Well, public records show that the Unaccountability Project raised $96,000 so far. That's more than most of the candidates in the Gables election have put together. The money came in gifts of $5,000, $10,000 and $15,000 (Ron Book gave $2,500) from unions and associations and corporations whose owners are more corporations, making it harder to trace. But we were able to link the first $10,000 gift made by the "Informing Our Community," which is not listed in Florida corporate records,by its Miami Lakes address. That property is divided into 10 parcels owned by different corporations. But two of them came back to Hialeah Mayor Julio Robaina, who is running for the county mayor's seat, and his chief of staff, Alex Ruiz.

Donner said he was not working on any county mayoral campaign, either. When asked what interest Robaina and his people might have in the Gables race, he only warned Ladra not to make "false inferences" and that the timing of the contribution, a day after the PAC was formed in August, made the reference "stale." Really? Okay. To clarify, because context is nothing if it is not clear: I am not inferring anything. I found, through a lengthy search of public records, that the owners of the property listed as a $10,000 contributor to the Gables PAC are tied to the mayor of Hialeah. I asked why (because I don't infer, I ask, point out and connect the dots). I got no answer, really. But I will keep asking.

Others who contributed to the Non-Accountability Project were Arthur and Andrew Hertz, with two $5,000 donations from their media companies, and several unions (you can see them all here: http://doe.dos.state.fl.us/cgi-bin/TreFin.exe for yourselves, and infer whatever you like). The biggest gift came from the Teachers for Public School Excellence, a PAC of the United Teachers of Dade, which Donner has done work for in the past. He would not say if he continues to lobby or work on the union's behalf ("I just don't talk about my clients."), but I know a bunch of teachers who would be downright outraged if they knew that a whole $30,000 of their lobby and PR money was being spent on a smear campaign in a city of Coral Gables election.

"There are a number of people in town who are appalled at Brad Rosenblatt's felony arrest , personal bankruptcy and his tax lie. Call it old fashioned but it is truly amazing that he is running," said Donner, who, by the way, did talk to Brad as early as late 2009 about working on the campaign, but was eventually not chosen. So any amazement is feigned.

Reached at his office Wednesday, Rosenblatt told Ladra he was disgusted by the campaign, but was not going to worry much about it. He said those tactics do not work in Coral Gables.

"This is gross, and the people here will not be swayed by grossness," Rosenblatt said.

Donner maybe considers it an education campaign (making the teachers money appropriate?): "If a Brad Rosenblatt supporter truly believes that he is qualified to serve on the commission, then no matter what is said about Brad Rosenblatt, it can't hurt him," Donner, who lives in High Pines, just outside Coral Gables, said. "That is how it works.

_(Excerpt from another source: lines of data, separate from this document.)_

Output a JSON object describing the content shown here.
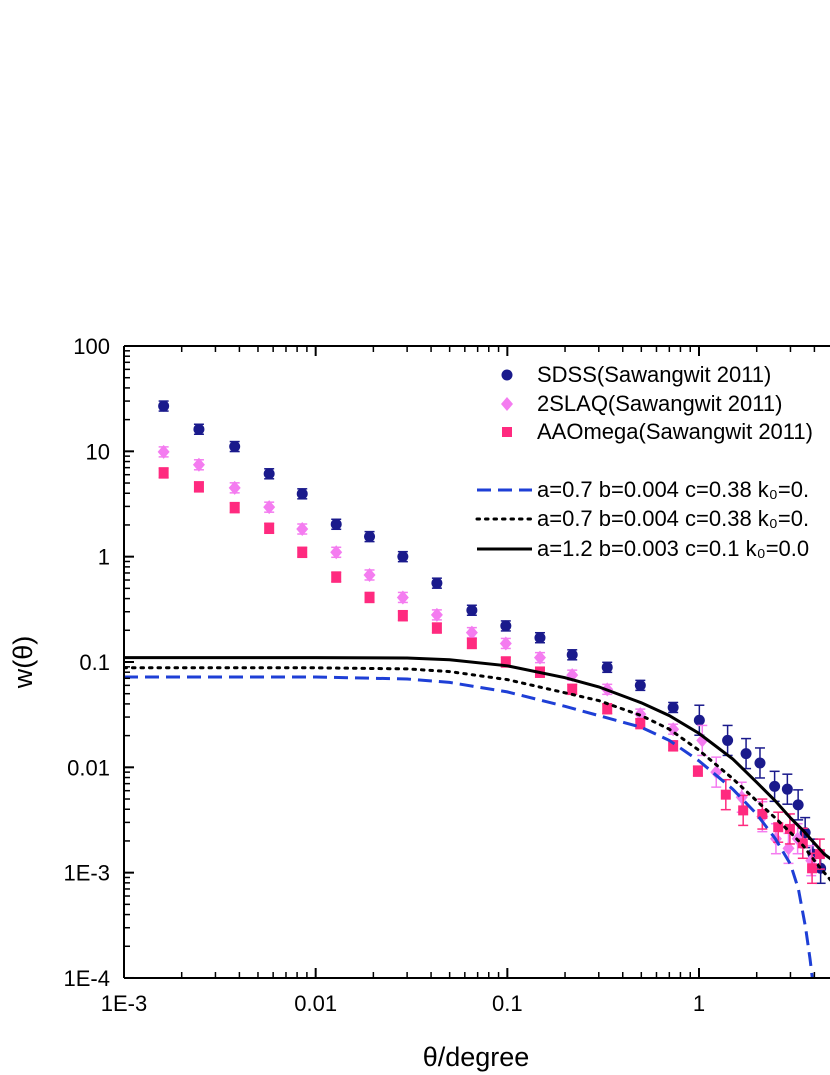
{
  "chart_data": {
    "type": "scatter",
    "x_scale": "log",
    "y_scale": "log",
    "xlim": [
      0.001,
      5
    ],
    "ylim": [
      0.0001,
      100
    ],
    "xlabel": "θ/degree",
    "ylabel": "w(θ)",
    "x_ticks": [
      {
        "value": 0.001,
        "label": "1E-3"
      },
      {
        "value": 0.01,
        "label": "0.01"
      },
      {
        "value": 0.1,
        "label": "0.1"
      },
      {
        "value": 1,
        "label": "1"
      }
    ],
    "y_ticks": [
      {
        "value": 0.0001,
        "label": "1E-4"
      },
      {
        "value": 0.001,
        "label": "1E-3"
      },
      {
        "value": 0.01,
        "label": "0.01"
      },
      {
        "value": 0.1,
        "label": "0.1"
      },
      {
        "value": 1,
        "label": "1"
      },
      {
        "value": 10,
        "label": "10"
      },
      {
        "value": 100,
        "label": "100"
      }
    ],
    "legend_position": "top-right",
    "series": [
      {
        "name": "SDSS(Sawangwit 2011)",
        "kind": "points",
        "marker": "circle",
        "color": "#1a1a8c",
        "x": [
          0.00161,
          0.00246,
          0.00378,
          0.00572,
          0.00851,
          0.0128,
          0.0191,
          0.0285,
          0.0429,
          0.0653,
          0.0982,
          0.148,
          0.218,
          0.332,
          0.494,
          0.733,
          1.004,
          1.41,
          1.76,
          2.08,
          2.48,
          2.89,
          3.29,
          3.58,
          3.93,
          4.31
        ],
        "y": [
          26.9,
          16.2,
          11.1,
          6.12,
          3.95,
          2.03,
          1.55,
          1.0,
          0.56,
          0.31,
          0.22,
          0.17,
          0.117,
          0.089,
          0.06,
          0.037,
          0.028,
          0.018,
          0.0135,
          0.011,
          0.0066,
          0.0062,
          0.0044,
          0.0024,
          0.0015,
          0.0011
        ]
      },
      {
        "name": "2SLAQ(Sawangwit 2011)",
        "kind": "points",
        "marker": "diamond",
        "color": "#f47cf0",
        "x": [
          0.00161,
          0.00246,
          0.00378,
          0.00572,
          0.00851,
          0.0128,
          0.0191,
          0.0285,
          0.0429,
          0.0653,
          0.0982,
          0.148,
          0.218,
          0.332,
          0.494,
          0.733,
          1.04,
          1.23,
          1.67,
          2.14,
          2.52,
          2.93,
          3.27,
          3.85
        ],
        "y": [
          9.88,
          7.45,
          4.5,
          2.95,
          1.83,
          1.1,
          0.67,
          0.41,
          0.28,
          0.19,
          0.15,
          0.11,
          0.075,
          0.055,
          0.032,
          0.023,
          0.018,
          0.009,
          0.0052,
          0.0034,
          0.0021,
          0.0017,
          0.0021,
          0.0013
        ]
      },
      {
        "name": "AAOmega(Sawangwit 2011)",
        "kind": "points",
        "marker": "square",
        "color": "#ff2a7f",
        "x": [
          0.00161,
          0.00246,
          0.00378,
          0.00572,
          0.00851,
          0.0128,
          0.0191,
          0.0285,
          0.0429,
          0.0653,
          0.0982,
          0.148,
          0.218,
          0.332,
          0.494,
          0.733,
          0.987,
          1.38,
          1.7,
          2.14,
          2.59,
          2.98,
          3.48,
          3.89,
          4.27
        ],
        "y": [
          6.24,
          4.6,
          2.92,
          1.86,
          1.1,
          0.64,
          0.41,
          0.275,
          0.21,
          0.15,
          0.1,
          0.08,
          0.055,
          0.036,
          0.026,
          0.016,
          0.0092,
          0.0055,
          0.0039,
          0.0036,
          0.0027,
          0.0026,
          0.0019,
          0.0011,
          0.0015
        ]
      },
      {
        "name": "a=0.7 b=0.004 c=0.38 k₀=0.",
        "kind": "line",
        "dash": "dashed",
        "color": "#1e3fd6",
        "x": [
          0.001,
          0.01,
          0.03,
          0.05,
          0.1,
          0.2,
          0.3,
          0.5,
          0.7,
          1.0,
          1.5,
          2.0,
          2.5,
          3.0,
          3.3,
          3.6,
          3.8,
          3.9
        ],
        "y": [
          0.072,
          0.072,
          0.069,
          0.064,
          0.052,
          0.038,
          0.031,
          0.024,
          0.018,
          0.0115,
          0.0062,
          0.0036,
          0.0021,
          0.0012,
          0.0007,
          0.0003,
          0.00015,
          0.0001
        ]
      },
      {
        "name": "a=0.7 b=0.004 c=0.38 k₀=0.",
        "kind": "line",
        "dash": "dotted",
        "color": "#000000",
        "x": [
          0.001,
          0.01,
          0.03,
          0.05,
          0.1,
          0.2,
          0.3,
          0.5,
          0.7,
          1.0,
          1.5,
          2.0,
          2.5,
          3.0,
          3.5,
          4.0,
          4.5,
          5.0
        ],
        "y": [
          0.088,
          0.088,
          0.086,
          0.081,
          0.068,
          0.051,
          0.043,
          0.031,
          0.023,
          0.0145,
          0.0078,
          0.0048,
          0.0033,
          0.0024,
          0.0018,
          0.0013,
          0.001,
          0.0008
        ]
      },
      {
        "name": "a=1.2 b=0.003 c=0.1 k₀=0.0",
        "kind": "line",
        "dash": "solid",
        "color": "#000000",
        "x": [
          0.001,
          0.01,
          0.03,
          0.05,
          0.1,
          0.2,
          0.3,
          0.5,
          0.7,
          1.0,
          1.5,
          2.0,
          2.5,
          3.0,
          3.5,
          4.0,
          4.5,
          5.0
        ],
        "y": [
          0.11,
          0.11,
          0.109,
          0.105,
          0.092,
          0.071,
          0.058,
          0.041,
          0.031,
          0.021,
          0.012,
          0.0072,
          0.0048,
          0.0033,
          0.0025,
          0.0019,
          0.0015,
          0.0013
        ]
      }
    ]
  }
}
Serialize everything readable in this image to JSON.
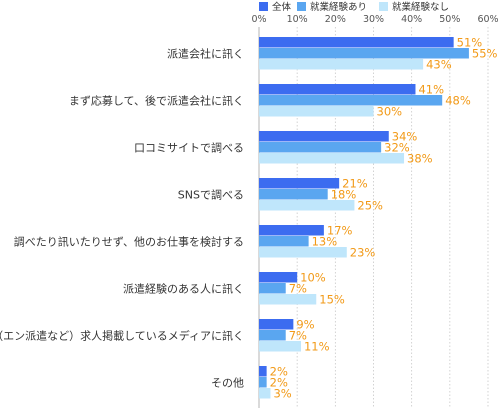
{
  "chart_data": {
    "type": "bar",
    "orientation": "horizontal",
    "categories": [
      "派遣会社に訊く",
      "まず応募して、後で派遣会社に訊く",
      "口コミサイトで調べる",
      "SNSで調べる",
      "調べたり訊いたりせず、他のお仕事を検討する",
      "派遣経験のある人に訊く",
      "（エン派遣など）求人掲載しているメディアに訊く",
      "その他"
    ],
    "series": [
      {
        "name": "全体",
        "color": "#3c6cf0",
        "values": [
          51,
          41,
          34,
          21,
          17,
          10,
          9,
          2
        ]
      },
      {
        "name": "就業経験あり",
        "color": "#5aa6f0",
        "values": [
          55,
          48,
          32,
          18,
          13,
          7,
          7,
          2
        ]
      },
      {
        "name": "就業経験なし",
        "color": "#bfe6fb",
        "values": [
          43,
          30,
          38,
          25,
          23,
          15,
          11,
          3
        ]
      }
    ],
    "xlim": [
      0,
      60
    ],
    "xticks": [
      "0%",
      "10%",
      "20%",
      "30%",
      "40%",
      "50%",
      "60%"
    ],
    "value_suffix": "%",
    "value_label_color": "#f29a18",
    "grid": true,
    "legend_position": "top"
  }
}
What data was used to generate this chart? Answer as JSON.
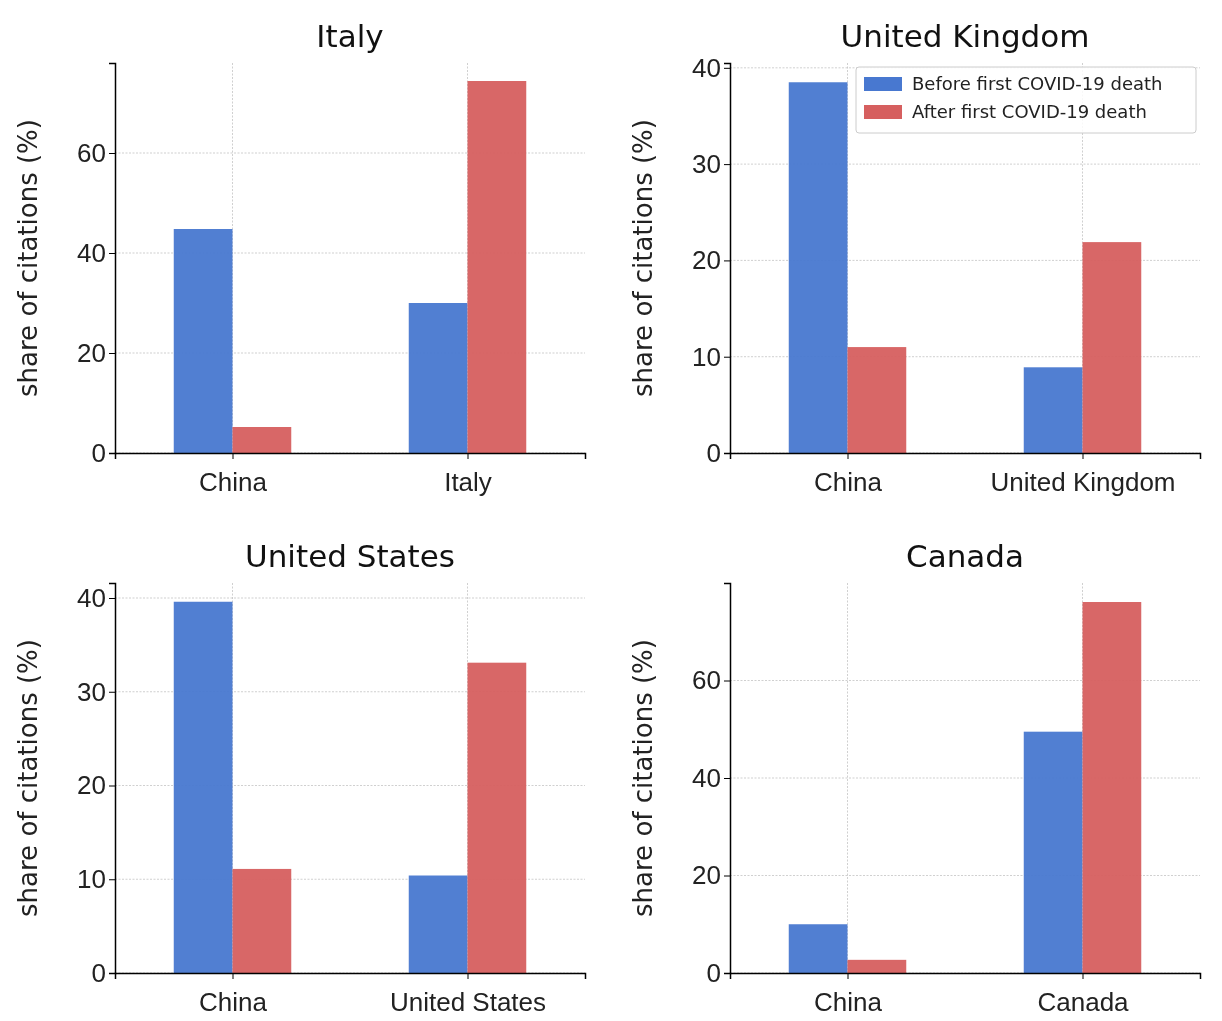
{
  "chart_data": [
    {
      "type": "bar",
      "title": "Italy",
      "ylabel": "share of citations (%)",
      "categories": [
        "China",
        "Italy"
      ],
      "series": [
        {
          "color": "#4878d0",
          "values": [
            44.8,
            30.0
          ]
        },
        {
          "color": "#d65f5f",
          "values": [
            5.2,
            74.4
          ]
        }
      ],
      "ylim": [
        0,
        78
      ],
      "yticks": [
        0,
        20,
        40,
        60
      ],
      "grid": true
    },
    {
      "type": "bar",
      "title": "United Kingdom",
      "ylabel": "share of citations (%)",
      "categories": [
        "China",
        "United Kingdom"
      ],
      "series": [
        {
          "name": "Before first COVID-19 death",
          "color": "#4878d0",
          "values": [
            38.5,
            8.9
          ]
        },
        {
          "name": "After first COVID-19 death",
          "color": "#d65f5f",
          "values": [
            11.0,
            21.9
          ]
        }
      ],
      "ylim": [
        0,
        40.5
      ],
      "yticks": [
        0,
        10,
        20,
        30,
        40
      ],
      "grid": true,
      "legend": "top right"
    },
    {
      "type": "bar",
      "title": "United States",
      "ylabel": "share of citations (%)",
      "categories": [
        "China",
        "United States"
      ],
      "series": [
        {
          "color": "#4878d0",
          "values": [
            39.6,
            10.4
          ]
        },
        {
          "color": "#d65f5f",
          "values": [
            11.1,
            33.1
          ]
        }
      ],
      "ylim": [
        0,
        41.6
      ],
      "yticks": [
        0,
        10,
        20,
        30,
        40
      ],
      "grid": true
    },
    {
      "type": "bar",
      "title": "Canada",
      "ylabel": "share of citations (%)",
      "categories": [
        "China",
        "Canada"
      ],
      "series": [
        {
          "color": "#4878d0",
          "values": [
            10.0,
            49.5
          ]
        },
        {
          "color": "#d65f5f",
          "values": [
            2.7,
            76.1
          ]
        }
      ],
      "ylim": [
        0,
        80
      ],
      "yticks": [
        0,
        20,
        40,
        60
      ],
      "grid": true
    }
  ]
}
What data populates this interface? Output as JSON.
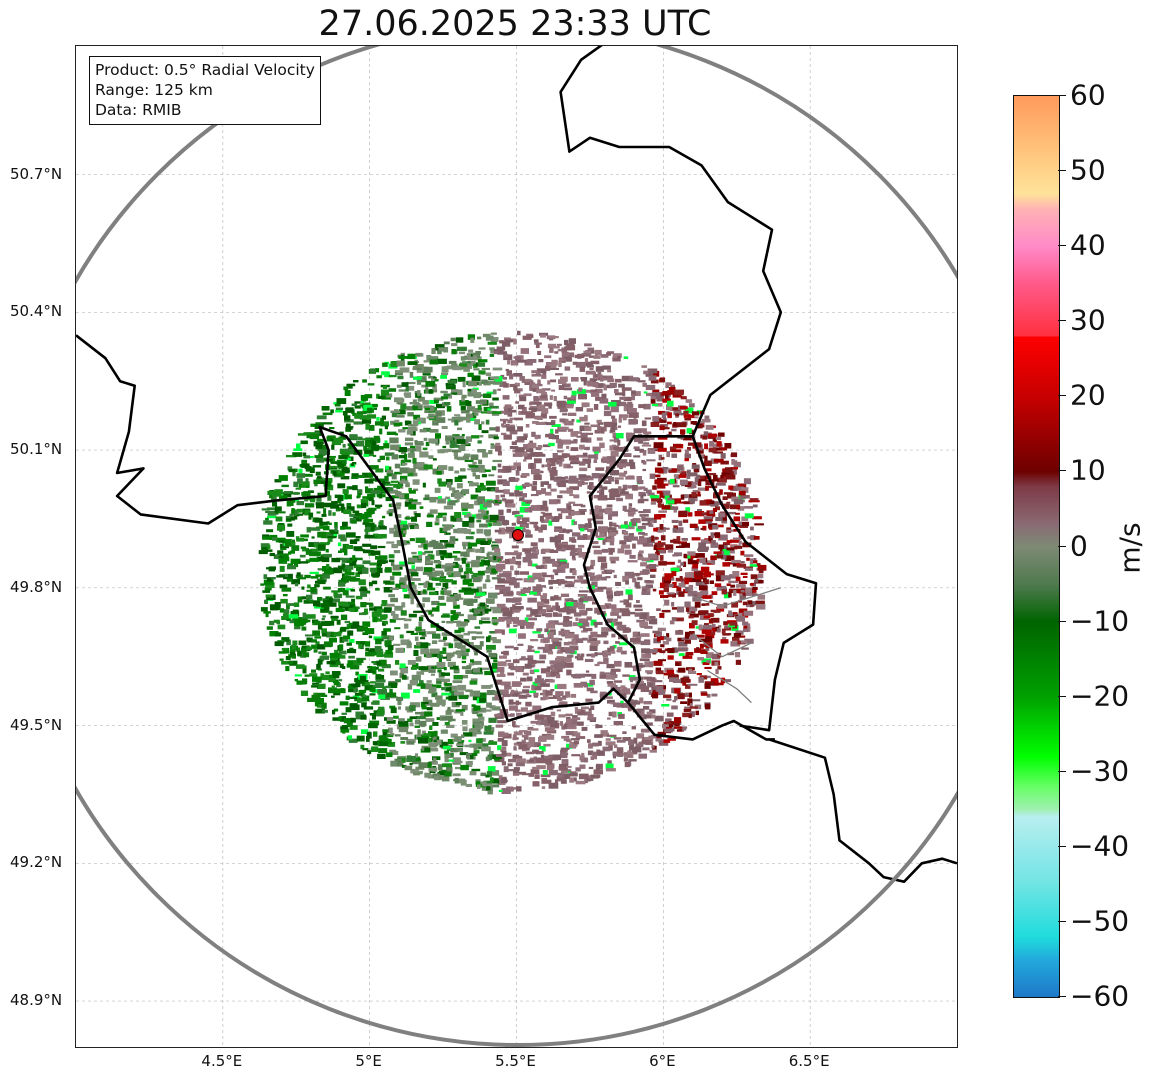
{
  "title": "27.06.2025 23:33 UTC",
  "info": {
    "product": "Product: 0.5° Radial Velocity",
    "range": "Range: 125 km",
    "data_source": "Data: RMIB"
  },
  "map": {
    "lon_range": [
      4.0,
      7.0
    ],
    "lat_range": [
      48.8,
      50.98
    ],
    "radar_site": {
      "lon": 5.505,
      "lat": 49.915
    },
    "lat_ticks": [
      {
        "value": 50.7,
        "label": "50.7°N"
      },
      {
        "value": 50.4,
        "label": "50.4°N"
      },
      {
        "value": 50.1,
        "label": "50.1°N"
      },
      {
        "value": 49.8,
        "label": "49.8°N"
      },
      {
        "value": 49.5,
        "label": "49.5°N"
      },
      {
        "value": 49.2,
        "label": "49.2°N"
      },
      {
        "value": 48.9,
        "label": "48.9°N"
      }
    ],
    "lon_ticks": [
      {
        "value": 4.5,
        "label": "4.5°E"
      },
      {
        "value": 5.0,
        "label": "5°E"
      },
      {
        "value": 5.5,
        "label": "5.5°E"
      },
      {
        "value": 6.0,
        "label": "6°E"
      },
      {
        "value": 6.5,
        "label": "6.5°E"
      }
    ]
  },
  "colorbar": {
    "unit": "m/s",
    "min": -60,
    "max": 60,
    "ticks": [
      {
        "value": 60,
        "label": "60"
      },
      {
        "value": 50,
        "label": "50"
      },
      {
        "value": 40,
        "label": "40"
      },
      {
        "value": 30,
        "label": "30"
      },
      {
        "value": 20,
        "label": "20"
      },
      {
        "value": 10,
        "label": "10"
      },
      {
        "value": 0,
        "label": "0"
      },
      {
        "value": -10,
        "label": "−10"
      },
      {
        "value": -20,
        "label": "−20"
      },
      {
        "value": -30,
        "label": "−30"
      },
      {
        "value": -40,
        "label": "−40"
      },
      {
        "value": -50,
        "label": "−50"
      },
      {
        "value": -60,
        "label": "−60"
      }
    ],
    "gradient_stops": [
      {
        "value": 60,
        "color": "#ff9a5c"
      },
      {
        "value": 53,
        "color": "#ffc27a"
      },
      {
        "value": 47,
        "color": "#ffe39a"
      },
      {
        "value": 45,
        "color": "#ffb3b3"
      },
      {
        "value": 40,
        "color": "#ff8ac8"
      },
      {
        "value": 35,
        "color": "#ff5a8a"
      },
      {
        "value": 28,
        "color": "#ff3040"
      },
      {
        "value": 28,
        "color": "#ff0000"
      },
      {
        "value": 20,
        "color": "#c80000"
      },
      {
        "value": 10,
        "color": "#6e0000"
      },
      {
        "value": 8,
        "color": "#7d3a46"
      },
      {
        "value": 3,
        "color": "#8a6a74"
      },
      {
        "value": 0,
        "color": "#7e8a74"
      },
      {
        "value": -5,
        "color": "#4f7a4f"
      },
      {
        "value": -10,
        "color": "#006400"
      },
      {
        "value": -20,
        "color": "#00a000"
      },
      {
        "value": -28,
        "color": "#00ff00"
      },
      {
        "value": -32,
        "color": "#66ff66"
      },
      {
        "value": -35,
        "color": "#a0f0b0"
      },
      {
        "value": -36,
        "color": "#b8eef0"
      },
      {
        "value": -45,
        "color": "#70e4e4"
      },
      {
        "value": -52,
        "color": "#20dcdc"
      },
      {
        "value": -55,
        "color": "#22aadd"
      },
      {
        "value": -60,
        "color": "#1e78c8"
      }
    ]
  },
  "colors": {
    "range_ring": "#808080",
    "border": "#000000",
    "grid": "#bbbbbb",
    "site_marker": "#e01010"
  }
}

If on the other hand you are deeply troubled by his record of financial mismanagement, then you will look seriously at the records."

We are deeply troubled, Keith, by what appears to be a lack, or shortage, of transparency.

His answer: "The law requires disclosure of campaign expenditures and contributions on a schedule. We adhere to the schedule. If somehow that schedule does not suit the needs of certain people, then I suggest then change the law."

Well, apparently it is suiting his needs. This is why PACs and such groups like "electioneering communications organziations" (read: PACs in disguise) are dangerous. Because they can hide the money and the people who are really financing and driving their efforts.

And that's not very accountable at all.

1 comment:

  1. Gables PAC? The Coral Gables Citizen's Political Action Committee, commonly known as the "Gables PAC" is not involved in any manner in the smear campaign of city commission candidates. Certainly there are many PACs, and as suggested, often hide the identity of their members, but in the case of the "Gables PAC" this is not the case at all. Gables PAC members are prominent citizens of their community who make no effort to hide their identity, motives or agenda.